Towards Pony Diffusion V7, going with the flow.

Hello everyone! Finally, it's time for some updates—I know it's been a while, and huge apologies for the wait, but technical work took priority.

There's a lot to cover, so check the TL;DR for each section if you're in a hurry.

Base Model

TL;DR: I'll be training on AuraFlow first, with FLUX as a secondary backup.

After evaluating several model options over the past few months, I've picked AuraFlow as the primary Pony Diffusion V7 base. It's a robust model architecture with excellent prompt understanding, and it's licensed under Apache 2, which aligns with our goals for monetization. I am very impressed that it's a project by a very small group of talented engineers; Simo is doing amazing work leading it, and the FAL support is inspiring and respect-worthy, so on a personal level, I admire this effort and want this model to succeed. While AF's tooling and aesthetics could be improved and it currently lacks a 16-channel VAE, I'm confident these issues are not deal-breakers and some can be mitigated with time.

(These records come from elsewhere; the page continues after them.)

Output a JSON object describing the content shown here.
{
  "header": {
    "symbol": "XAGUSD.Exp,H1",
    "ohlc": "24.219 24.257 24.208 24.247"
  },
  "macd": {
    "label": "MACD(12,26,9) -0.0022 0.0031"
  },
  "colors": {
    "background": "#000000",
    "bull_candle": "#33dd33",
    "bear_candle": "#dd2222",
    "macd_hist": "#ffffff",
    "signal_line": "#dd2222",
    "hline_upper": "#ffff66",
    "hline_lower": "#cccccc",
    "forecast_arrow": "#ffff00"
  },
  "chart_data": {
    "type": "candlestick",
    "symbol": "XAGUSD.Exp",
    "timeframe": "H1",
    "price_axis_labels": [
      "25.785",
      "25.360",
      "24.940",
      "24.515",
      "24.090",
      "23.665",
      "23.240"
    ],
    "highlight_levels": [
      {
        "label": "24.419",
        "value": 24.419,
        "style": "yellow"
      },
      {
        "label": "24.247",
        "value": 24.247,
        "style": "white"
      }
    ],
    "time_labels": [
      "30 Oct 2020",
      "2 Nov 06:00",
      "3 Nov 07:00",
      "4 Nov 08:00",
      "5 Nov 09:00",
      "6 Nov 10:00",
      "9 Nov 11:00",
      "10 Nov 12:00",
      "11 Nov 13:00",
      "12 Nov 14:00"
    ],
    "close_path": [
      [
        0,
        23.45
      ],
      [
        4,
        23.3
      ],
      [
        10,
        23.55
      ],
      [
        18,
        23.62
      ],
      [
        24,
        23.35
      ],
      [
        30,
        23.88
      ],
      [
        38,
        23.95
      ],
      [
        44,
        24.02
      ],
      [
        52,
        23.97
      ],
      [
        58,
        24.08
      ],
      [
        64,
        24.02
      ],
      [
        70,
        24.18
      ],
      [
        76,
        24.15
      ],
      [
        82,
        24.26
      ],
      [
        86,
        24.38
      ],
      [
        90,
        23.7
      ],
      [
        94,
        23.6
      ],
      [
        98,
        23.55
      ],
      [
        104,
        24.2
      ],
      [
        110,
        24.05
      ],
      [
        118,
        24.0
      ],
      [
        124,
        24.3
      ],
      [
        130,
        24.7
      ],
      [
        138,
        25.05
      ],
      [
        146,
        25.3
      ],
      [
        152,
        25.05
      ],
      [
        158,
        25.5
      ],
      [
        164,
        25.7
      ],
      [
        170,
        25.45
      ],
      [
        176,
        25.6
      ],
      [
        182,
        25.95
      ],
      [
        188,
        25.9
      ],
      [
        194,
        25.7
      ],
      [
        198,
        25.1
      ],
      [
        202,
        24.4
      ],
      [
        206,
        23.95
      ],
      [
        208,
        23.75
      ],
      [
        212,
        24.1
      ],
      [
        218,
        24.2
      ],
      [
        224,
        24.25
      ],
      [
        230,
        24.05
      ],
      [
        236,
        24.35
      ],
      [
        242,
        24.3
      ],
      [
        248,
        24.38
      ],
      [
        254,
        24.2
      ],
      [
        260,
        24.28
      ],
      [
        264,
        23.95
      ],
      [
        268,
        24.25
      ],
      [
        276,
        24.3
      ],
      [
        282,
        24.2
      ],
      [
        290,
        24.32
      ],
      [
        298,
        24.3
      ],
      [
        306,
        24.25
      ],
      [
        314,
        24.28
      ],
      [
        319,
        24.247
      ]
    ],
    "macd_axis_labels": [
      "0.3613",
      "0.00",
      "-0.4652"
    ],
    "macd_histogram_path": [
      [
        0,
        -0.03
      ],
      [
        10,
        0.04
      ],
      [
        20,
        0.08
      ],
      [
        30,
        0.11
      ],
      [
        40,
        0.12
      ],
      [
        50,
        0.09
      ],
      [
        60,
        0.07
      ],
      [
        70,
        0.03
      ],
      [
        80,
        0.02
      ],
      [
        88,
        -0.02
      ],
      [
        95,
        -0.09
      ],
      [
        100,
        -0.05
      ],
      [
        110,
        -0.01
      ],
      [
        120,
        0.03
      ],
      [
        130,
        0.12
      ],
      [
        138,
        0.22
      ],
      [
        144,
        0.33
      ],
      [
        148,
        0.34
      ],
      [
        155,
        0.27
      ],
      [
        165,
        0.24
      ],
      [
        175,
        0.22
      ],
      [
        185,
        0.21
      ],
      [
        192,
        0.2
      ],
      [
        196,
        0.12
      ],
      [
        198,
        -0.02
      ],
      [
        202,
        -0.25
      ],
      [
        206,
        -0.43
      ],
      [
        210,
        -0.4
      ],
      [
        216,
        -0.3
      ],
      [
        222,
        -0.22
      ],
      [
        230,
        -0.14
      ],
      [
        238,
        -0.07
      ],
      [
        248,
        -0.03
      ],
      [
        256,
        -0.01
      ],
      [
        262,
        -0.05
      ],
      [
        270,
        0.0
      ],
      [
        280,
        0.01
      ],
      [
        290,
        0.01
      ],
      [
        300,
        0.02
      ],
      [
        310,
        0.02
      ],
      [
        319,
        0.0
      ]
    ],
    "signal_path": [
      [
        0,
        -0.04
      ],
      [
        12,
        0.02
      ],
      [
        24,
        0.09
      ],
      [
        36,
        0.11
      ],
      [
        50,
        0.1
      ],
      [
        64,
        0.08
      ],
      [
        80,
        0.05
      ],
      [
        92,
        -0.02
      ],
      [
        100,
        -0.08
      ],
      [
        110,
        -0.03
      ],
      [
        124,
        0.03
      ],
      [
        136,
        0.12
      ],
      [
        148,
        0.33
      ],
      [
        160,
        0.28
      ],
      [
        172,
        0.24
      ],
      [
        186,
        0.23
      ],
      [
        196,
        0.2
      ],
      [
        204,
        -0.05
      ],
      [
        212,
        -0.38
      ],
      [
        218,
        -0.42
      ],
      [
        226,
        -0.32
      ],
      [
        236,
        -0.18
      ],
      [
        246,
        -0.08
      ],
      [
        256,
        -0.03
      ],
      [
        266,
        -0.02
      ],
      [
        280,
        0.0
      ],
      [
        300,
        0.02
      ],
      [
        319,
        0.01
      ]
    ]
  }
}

FLUX is the latest hot topic, and it's great to see the original diffusion team back in action. My hesitation with FLUX lies in its licensing and training complexity. Only the FLUX.1-schnell version is Apache 2, meaning we'd need to train Pony Diffusion on a distilled model, which, while possible, is uncharted territory when it comes to fine-tunes of Pony scale. It is great to see tooling mature at a rapid pace, yet I remain cautious. FLUX is a great backup option if AF fails for some reason, and I will be running some early experiments on it.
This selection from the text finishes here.